苏吟见宁知澈还在忍,倾身过去与他紧贴,腰肢轻摆,缓缓蹭动。
从未感受过的极致酥麻铺天盖地侵袭感官,宁知澈思绪神志双双沉沦,即便再如何在心中默念君子之道也无用了。
“我这回没有再背弃你了。”苏吟轻声呢喃,“不要再怨我可好,夫君?”
夫君二字入耳,宁知澈仅剩的理智瞬间瓦解。
第66章 番外一
一个时辰后, 苏吟穿着新换的衣裳坐在榻上发呆。
方才她已将话说到那份上了,宁知澈还是没有与她做到最后一步。
想起那端方君子亲到一半突然停下来,以一副兄长训妹的姿态满脸严肃地同她说“未上玉牒, 婚仪未成, 便不算成婚”,然后用绸巾将她一裹抱出浴房, 自己进去继续泡药浴,苏吟忍不住嘟囔了一句小古板。

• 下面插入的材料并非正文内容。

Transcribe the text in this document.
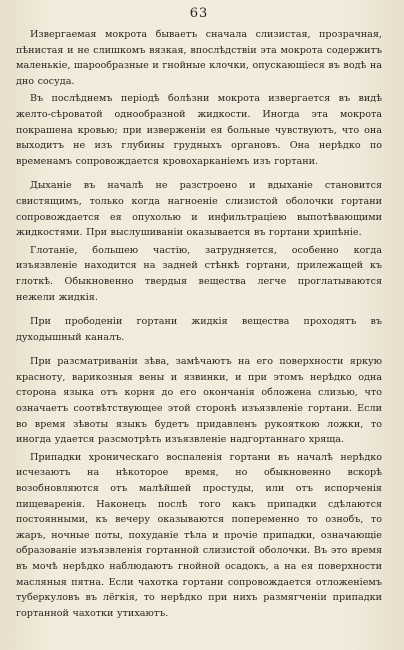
63

Извергаемая мокрота бываетъ сначала слизистая, прозрачная, пѣнистая и не слишкомъ вязкая, впослѣдствіи эта мокрота содержитъ маленькіе, шарообразные и гнойные клочки, опускающіеся въ водѣ на дно сосуда.

Въ послѣднемъ періодѣ болѣзни мокрота извергается въ видѣ желто-сѣроватой однообразной жидкости. Иногда эта мокрота покрашена кровью; при изверженіи ея больные чувствуютъ, что она выходитъ не изъ глубины грудныхъ органовъ. Она нерѣдко по временамъ сопровождается кровохарканіемъ изъ гортани.

Дыханіе въ началѣ не разстроено и вдыханіе становится свистящимъ, только когда нагноеніе слизистой оболочки гортани сопровождается ея опухолью и инфильтраціею выпотѣвающими жидкостями. При выслушиваніи оказывается въ гортани хрипѣніе.

Глотаніе, большею частію, затрудняется, особенно когда изъязвленіе находится на задней стѣнкѣ гортани, прилежащей къ глоткѣ. Обыкновенно твердыя вещества легче проглатываются нежели жидкія.

При прободеніи гортани жидкія вещества проходятъ въ духодышный каналъ.

При разсматриваніи зѣва, замѣчаютъ на его поверхности яркую красноту, варикозныя вены и язвинки, и при этомъ нерѣдко одна сторона языка отъ корня до его окончанія обложена слизью, что означаетъ соотвѣтствующее этой сторонѣ изъязвленіе гортани. Если во время зѣвоты языкъ будетъ придавленъ рукояткою ложки, то иногда удается разсмотрѣть изъязвленіе надгортаннаго хряща.

Припадки хроническаго воспаленія гортани въ началѣ нерѣдко исчезаютъ на нѣкоторое время, но обыкновенно вскорѣ возобновляются отъ малѣйшей простуды, или отъ испорченія пищеваренія. Наконецъ послѣ того какъ припадки сдѣлаются постоянными, къ вечеру оказываются попеременно то ознобъ, то жаръ, ночные поты, похуданіе тѣла и прочіе припадки, означающіе образованіе изъязвленія гортанной слизистой оболочки. Въ это время въ мочѣ нерѣдко наблюдаютъ гнойной осадокъ, а на ея поверхности масляныя пятна. Если чахотка гортани сопровождается отложеніемъ туберкуловъ въ лёгкія, то нерѣдко при нихъ размягченіи припадки гортанной чахотки утихаютъ.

太久没看见这样守礼的宁知澈,她险些忘了从前宁知澈连看见她挽袖都要移开目光,连为她捻去衣上落花都要用锦帕包着手。
虽说宁知澈应该只是不知如何面对她才会直到现在都没出来, 但念及他才刚活过来没几日, 苏吟怕他出事, 还是忍不住回到浴房。